Sometimes, a DNA sequencer is more than it seems. In this month’s Technology Feature, I talk to the researchers who have figured out ways to squeeze new life from an outdated DNA sequencer, the Illumina GAIIx. That’s a popular choice for sequencer-hackers, but not the only one. Stanford structural biologist Joseph Puglisi uses a PacBio RSII from Pacific Biosciences to plumb the biochemistry of protein translation.
The RSII was designed as a single-molecule DNA sequencer, in which powerful cameras capture the flashes of light that result when a DNA polymerase molecule tethered to the base of a microscopic well inserts a fluorescently labeled base into newly synthesized DNA. But according to Jonas Korlach, the company’s chief scientific officer, that’s just one of its applications. “Yes, it’s a sequencer, but at the same time it’s also the world’s most powerful single-molecule microscope.”
All that’s required to make that microscope record something other than DNA synthesis, fundamentally, is for researchers to replace the tethered DNA polymerase with another enzyme, and to add the appropriate fluorescent reagents. To alter the running conditions, researchers also need PacBio to ‘open’ its system software to afford them greater control — for instance, to adjust experimental temperature, imaging conditions, and fluid addition. According to Korlach, just four instruments worldwide have been tweaked in this way. (As with the Illumina hardware discussed in the Technology Feature, such hacks only work on PacBio’s older RSII; the newer Sequel is not hackable, Korlach says.)
The company offers these researchers what support it can, but because they are pursuing home-brew applications, Korlach says, researchers who run into technical issues must solve them in-house. “They are mostly on their own.”
Researchers have used these modified systems to address the biophysics of cell-cell interaction, transcription, splicing, and in Puglisi’s case, translation. Puglisi’s is a structural biology lab, and structural methods tend to provide static pictures. But biology is dynamic. So, his team typically pairs the methods up. “We always like to couple structural investigations with some way to animate the structure and bring it to life,” Puglisi says. Since 2014, the lab has published some 25 studies using the RSII to study the ribosome.

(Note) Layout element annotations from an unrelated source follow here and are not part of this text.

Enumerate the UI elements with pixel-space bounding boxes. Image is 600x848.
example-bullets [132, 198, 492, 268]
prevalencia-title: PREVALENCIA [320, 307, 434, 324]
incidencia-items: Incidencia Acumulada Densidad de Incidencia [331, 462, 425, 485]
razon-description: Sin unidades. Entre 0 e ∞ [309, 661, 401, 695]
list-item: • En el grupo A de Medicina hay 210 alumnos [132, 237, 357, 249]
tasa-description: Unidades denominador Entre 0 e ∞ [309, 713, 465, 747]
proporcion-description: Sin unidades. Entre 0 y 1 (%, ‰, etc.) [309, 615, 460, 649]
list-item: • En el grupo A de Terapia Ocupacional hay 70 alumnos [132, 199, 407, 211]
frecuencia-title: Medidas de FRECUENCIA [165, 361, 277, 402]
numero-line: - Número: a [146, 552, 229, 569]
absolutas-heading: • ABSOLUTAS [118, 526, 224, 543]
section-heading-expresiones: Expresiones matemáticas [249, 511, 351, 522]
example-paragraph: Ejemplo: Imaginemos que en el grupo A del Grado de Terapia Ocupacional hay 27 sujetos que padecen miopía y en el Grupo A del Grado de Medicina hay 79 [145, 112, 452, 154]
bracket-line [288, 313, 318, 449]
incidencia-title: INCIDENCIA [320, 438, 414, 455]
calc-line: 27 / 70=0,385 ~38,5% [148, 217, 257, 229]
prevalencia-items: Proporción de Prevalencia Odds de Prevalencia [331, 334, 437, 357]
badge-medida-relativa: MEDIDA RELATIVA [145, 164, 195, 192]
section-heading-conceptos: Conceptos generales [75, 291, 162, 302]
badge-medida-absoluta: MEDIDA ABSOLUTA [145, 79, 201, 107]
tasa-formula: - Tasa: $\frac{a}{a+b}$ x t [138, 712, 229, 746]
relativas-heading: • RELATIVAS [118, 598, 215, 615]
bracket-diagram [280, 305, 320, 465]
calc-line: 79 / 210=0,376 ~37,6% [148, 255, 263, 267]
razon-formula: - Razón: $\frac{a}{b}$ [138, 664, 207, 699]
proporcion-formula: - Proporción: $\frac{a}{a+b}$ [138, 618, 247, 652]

In one recent study, for instance, Puglisi’s team studied the impact of modifying one particular carbon atom in the backbone of RNA. That modification, they found, causes the ribosome to pause, possibly in order to allow ancillary biological processes, such as protein folding or protein processing, to occur.
“The biology of the system really still needs to be worked out, but the dynamic behavior and structural signatures that we saw were so striking that … there has to be some neat biology here,” Puglisi says.
Korlach, who worked with Puglisi on some of his earliest efforts on the RSII, says the team, with Puglisi’s postdoc Sotaro Uemura (now at the University of Tokyo) worked out these methods on nights and weekends, when the laboratory was otherwise unoccupied. And he recalls the excitement of getting the system to work that first time.
“It was pretty thrilling when we saw the first traces of real-time dynamics of ribosome translation,” he says. “That was the first time any human had ever seen a ribosome make a protein in real time on a single-molecule level, with codon resolution. Those are the types of milestones that as a method developer you live for.”